Alabama could go on to meet Georgia in the SEC championship game, but Ed Orgeron and Gus Malzahn showed last year that Alabama can’t pencil itself into Atlanta every year — and Georgia can’t either for that matter.
There’s also the fact that Nick Saban seems to be on the final stretch of his career. It’s unfair to speculate when Saban might finally decide to stop coaching, but it’s hard to envision him still running the Alabama program in 2030 at the age of 78.
Now, critics can point out that expecting both Smart and Swinney to still be at their two programs 10 years from might be unreasonable. But if you were betting, it certainly seems like a better idea to expect the latter two to still be at Georgia and Clemson rather than Saban is at Alabama.
Georgia and Clemson do have a history with each other, but the two sides haven’t met since 2014. Smart has yet to match-up head-to-head against Swinney as a head coach. The two did match wits in Smart’s final game as Alabama’s defensive coordinator in the 2016 National Championship Game. Alabama won that game, but Clemson put up 40 points.
While the two teams have not yet met on the field, they’ve run into each other quite often on the recruiting trail. Georgia and Clemson are now two of the top recruiting programs in the country, with Clemson landing 5-star running back Will Shipley this week. The Tigers also have a strong track record of recruiting the metro Atlanta area, pulling 5-star prospects like Myles Murphy and Andrew Booth out of the state in recent cycles.
And in recent weeks, it seems like Smart fired a shot at Swinney and Clemson when it comes to their recruiting tactics.
“You probably would believe it but you wouldn’t believe what some coaches outside our conference tell kids,” Smart told ESPN’s Paul Finebaum. “They’ll sell to a kid that it’s better to not go to the SEC because it’s too tough.”
“It’s too competitive, too physical, you might get banged up, you might not have the career there you’d have somewhere else.”

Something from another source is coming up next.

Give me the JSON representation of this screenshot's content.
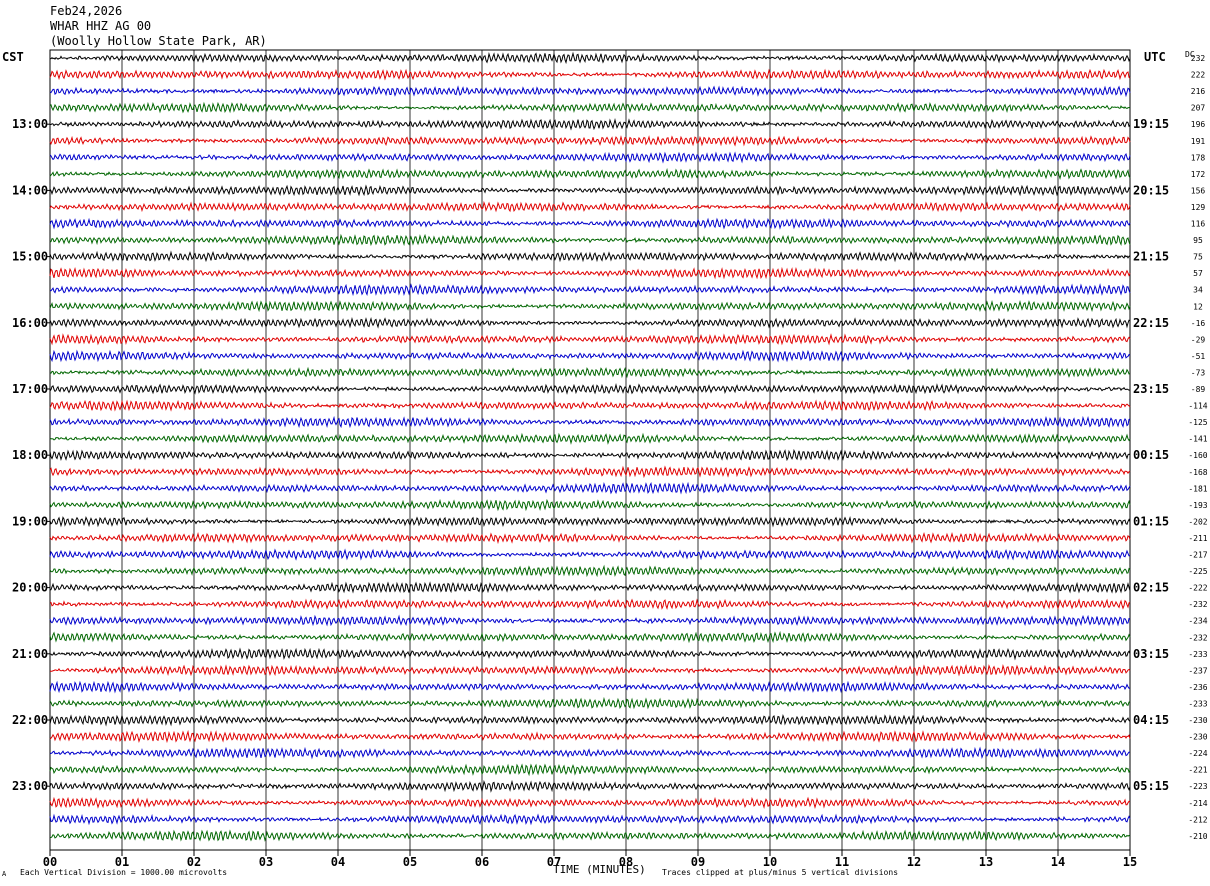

Finebaum went on to later say he believed those comments were in fact aimed at Swinney. When you factor in how bad the ACC has been in recent seasons, it’s not all that difficult to read between the lines of Smart’s comments.
At the moment, Georgia has the No. 17 recruiting class in the country. Clemson sits at No. 4. Alabama is at No. 57 at the moment. Recruiting is extremely fluid, but recruits always seem to snuff these kinds of things out first.
Alabama clearly has been a major problem for the Bulldogs over the years, much like how the Avon Barksdale was for the Baltimore Police Department in The Wire. But even if Georgia is able to take down Alabama, and finally conqueror that long-time foe, there’s still an equally formidable foe in Clemson looming, much like how Marlo Stanfield was in The Wire.